Q&A: Performance improvement strategies for long-term value
While implementing performance improvement strategies can provide tremendous financial, operational, and human capital benefits to companies, implementation of improvement doesn’t come without challenges. In this Q&A, Cynthia Romano, Global Director of CohnReznick’s Performance Improvement and Restructuring practice, goes into detail on which phases are most challenging, the benefits possible, and more.
Q. There are a number of benefits that companies can realize by undertaking performance improvement measures. In your experience, what tend to be the most significant/impactful focus areas that typically create the greatest long-term value?
A. There are a number of benefits that come with bringing in a fresh set of eyes to diagnose issues and identify key actions to improve performance. Benefits including revenue growth – which is what many people think is most important – typically occur in phases. In the short term, the most impactful actions are usually focused around supply chain and cost optimization. In fact, almost every company we work with can improve in these areas even when management is certain they’ve made all possible changes. Mid-term improvement actions are often focused on process efficiency, leadership/workforce effectiveness, and technological upgrades to better automate or completely transform how business is done. While significant improvement can be made through cost optimization, cost reduction, supply chain optimization, process re-engineering, organizational redesign, or a systems overhaul, there is a limit to what these measures can achieve. Thus, top line improvement – increasing share of wallet, capturing market share, or infiltrating adjacent markets – is the best way to realize long term value whether done organically or through acquisition provided that the growth initiatives are planned with vision and implemented with precision.

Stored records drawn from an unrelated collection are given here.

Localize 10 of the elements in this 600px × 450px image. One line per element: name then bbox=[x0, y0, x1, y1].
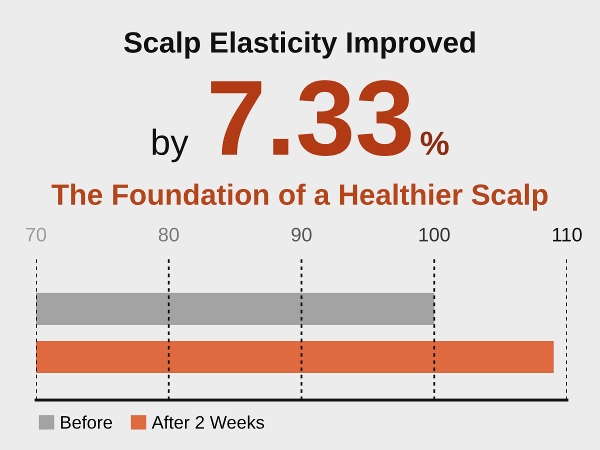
text: by 7.33% bbox=[152, 80, 449, 162]
chart-subtitle: The Foundation of a Healthier Scalp bbox=[52, 184, 548, 211]
x-tick-label: 100 bbox=[420, 228, 450, 242]
chart-title: Scalp Elasticity Improved bbox=[124, 31, 475, 59]
legend-label: After 2 Weeks bbox=[152, 416, 264, 429]
x-tick-label: 80 bbox=[158, 228, 179, 242]
x-tick-label: 70 bbox=[26, 228, 46, 242]
legend-label: Before bbox=[61, 416, 112, 429]
x-tick-label: 110 bbox=[552, 228, 582, 242]
x-tick-label: 90 bbox=[292, 228, 312, 242]
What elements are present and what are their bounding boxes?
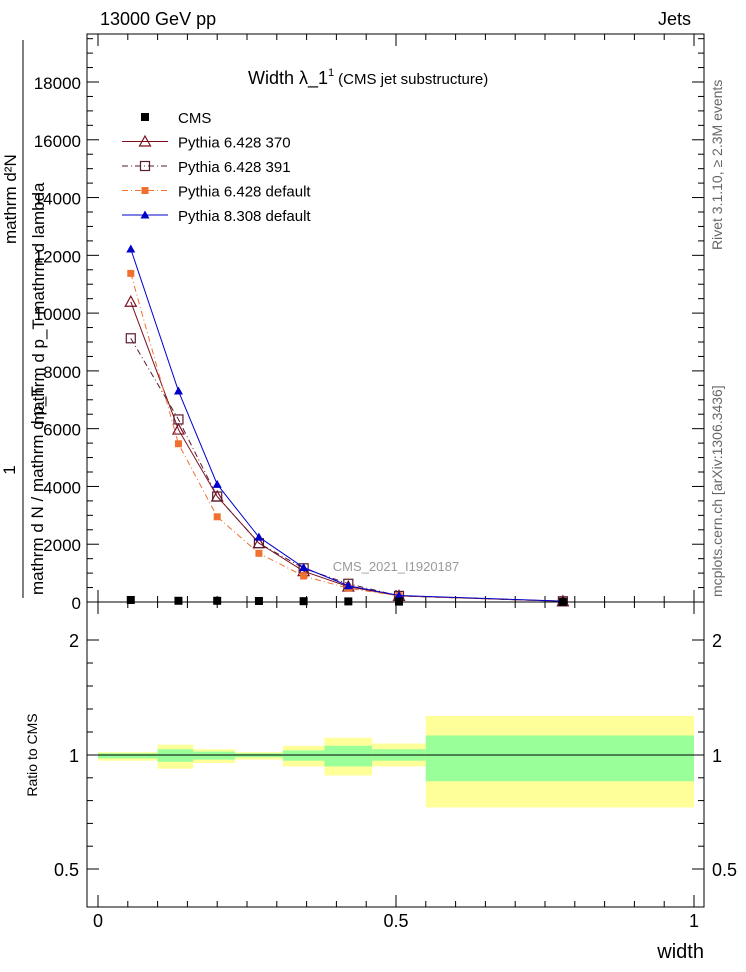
cms-data-point (299, 597, 308, 606)
y-tick-label: 10000 (34, 305, 81, 324)
y-tick-label: 0 (72, 594, 81, 613)
legend-label: Pythia 8.308 default (178, 208, 311, 225)
ratio-tick-label-right: 0.5 (712, 860, 737, 880)
ratio-band-green (425, 735, 694, 782)
chart-title-sup: 1 (328, 67, 334, 79)
mcplots-label: mcplots.cern.ch [arXiv:1306.3436] (709, 385, 725, 597)
header-left: 13000 GeV pp (100, 9, 216, 29)
ratio-x-axis: 0 0.5 1 (93, 602, 699, 931)
mc-series (124, 244, 570, 607)
y-axis-label: mathrm d²N mathrm d p_T mathrm d lambda … (0, 40, 48, 598)
series-line-0 (130, 301, 563, 602)
legend-label: CMS (178, 110, 211, 127)
legend-label: Pythia 6.428 391 (178, 159, 291, 176)
rivet-label: Rivet 3.1.10, ≥ 2.3M events (709, 80, 725, 250)
ratio-band-green (193, 751, 236, 760)
y-tick-label: 14000 (34, 190, 81, 209)
ratio-band-green (324, 745, 373, 767)
series-point-2 (255, 549, 263, 557)
ratio-tick-label: 2 (69, 631, 79, 651)
x-tick-label: 0.5 (383, 911, 408, 931)
x-tick-label: 0 (93, 911, 103, 931)
legend-marker (138, 134, 152, 147)
series-point-1 (125, 333, 136, 344)
legend: CMS Pythia 6.428 370 Pythia 6.428 391 Pythi… (122, 110, 311, 225)
ratio-tick-label: 0.5 (54, 860, 79, 880)
legend-marker (141, 113, 149, 121)
legend-marker (141, 187, 149, 194)
series-point-3 (254, 532, 264, 541)
legend-marker (140, 210, 150, 219)
series-point-3 (299, 563, 309, 572)
chart-title: Width λ_11 (CMS jet substructure) (248, 67, 488, 89)
chart-title-paren: (CMS jet substructure) (338, 71, 488, 88)
cms-data-point (213, 596, 222, 605)
ratio-bands (98, 715, 694, 808)
y-tick-label: 18000 (34, 74, 81, 93)
cms-data-point (254, 596, 263, 605)
series-point-2 (213, 513, 221, 521)
y-tick-label: 16000 (34, 132, 81, 151)
analysis-watermark: CMS_2021_I1920187 (333, 559, 460, 574)
cms-data-point (126, 595, 135, 604)
series-line-1 (130, 338, 563, 602)
ylabel-factor-bottom: mathrm d N / mathrm d p_T (28, 386, 47, 595)
ylabel-denominator: mathrm d p_T mathrm d lambda (29, 182, 48, 425)
series-point-3 (173, 386, 183, 395)
series-point-2 (174, 440, 182, 448)
series-point-0 (171, 422, 185, 435)
series-point-1 (173, 414, 184, 425)
ylabel-factor-top: 1 (0, 465, 19, 474)
ratio-tick-label: 1 (69, 746, 79, 766)
y-tick-label: 4000 (43, 478, 81, 497)
series-point-2 (127, 269, 135, 277)
x-tick-label: 1 (689, 911, 699, 931)
ratio-band-green (282, 750, 325, 761)
series-point-0 (124, 295, 138, 307)
y-tick-label: 2000 (43, 536, 81, 555)
ratio-ylabel: Ratio to CMS (24, 713, 40, 796)
cms-data-points (126, 595, 567, 606)
chart-title-main: Width λ_1 (248, 68, 328, 89)
series-point-3 (343, 581, 353, 590)
series-point-3 (126, 244, 136, 253)
y-tick-label: 12000 (34, 247, 81, 266)
legend-label: Pythia 6.428 default (178, 184, 311, 201)
cms-data-point (344, 597, 353, 606)
y-tick-label: 8000 (43, 363, 81, 382)
series-line-3 (130, 248, 563, 602)
ratio-band-green (157, 749, 194, 762)
ylabel-numerator: mathrm d²N (1, 154, 20, 244)
main-y-axis: 0 2000 4000 6000 8000 10000 12000 14000 16000 180… (34, 38, 704, 613)
x-axis-label: width (656, 941, 704, 963)
ratio-y-axis: 0.5 0.5 1 1 2 2 (54, 631, 737, 880)
series-point-3 (212, 479, 222, 488)
legend-marker (139, 160, 151, 172)
y-tick-label: 6000 (43, 421, 81, 440)
series-point-2 (300, 572, 308, 580)
ratio-tick-label-right: 2 (712, 631, 722, 651)
cms-data-point (174, 596, 183, 605)
header-right: Jets (658, 9, 691, 29)
ratio-tick-label-right: 1 (712, 746, 722, 766)
series-line-2 (130, 273, 563, 602)
legend-label: Pythia 6.428 370 (178, 135, 291, 152)
series-point-3 (394, 591, 404, 600)
ratio-band-green (98, 753, 158, 759)
series-point-1 (212, 491, 223, 502)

Q. What do you see as the most challenging phase of a performance improvement initiative? Is it diagnosing the root causes of performance issues, getting buy-in from key stakeholders, executing agreed-upon performance improvement strategies, or all of the above?
A. By far, the hardest part of a performance improvement initiative, from my perspective, is the implementation of change. Most performance improvement initiatives require people, often a lot of them, to behave differently as individuals and as a group, and that is a difficult thing to achieve. Experience suggests that, in any change initiative, 20% jump on board and adopt it, 30% actively oppose it, and 50% sit on the fence waiting to see which faction wins. Getting the supporting 20% on board as allies and then having them be your lieutenants for converting the middle 50% is a far more productive strategy than focusing on the nay-saying 30% who will either come around or transition out. Change, even good change, is uncomfortable. To move people out of their comfort zone, and to realize the benefits on time and on budget, requires being a mix of therapist, project manager, and drill sergeant.
Q. How can performance improvement initiatives benefit private equity and their portfolio companies, and why is a focus on performance improvement so important post-acquisition?
A. Every equity fund makes investments premised on the thesis of a calculated return (ROI). Yet, up to 90% fail. That is because most hoped-for ROI assumes the implementation of change to move the business from where it is today to where the fund assumes it could be tomorrow. While some funds do this work themselves, others use a second set of hands as project managers, as interim managers, or, in advance, as a pulse check to ensure the thesis is grounded in what is achievable, and that the migration from here to there is on time and on budget is successful. Pre-acquisition, we can help check assumptions and plan for integration. Post-acquisition, we can help ensure things are moving forward as planned in the areas of top line growth, cost optimization, leadership/workforce effectiveness, and acquisitive integration and expansion. There is nothing more satisfying than seeing an investment yield more dividends than expected and, time after time, we help ensure our clients are in the 10% who succeed.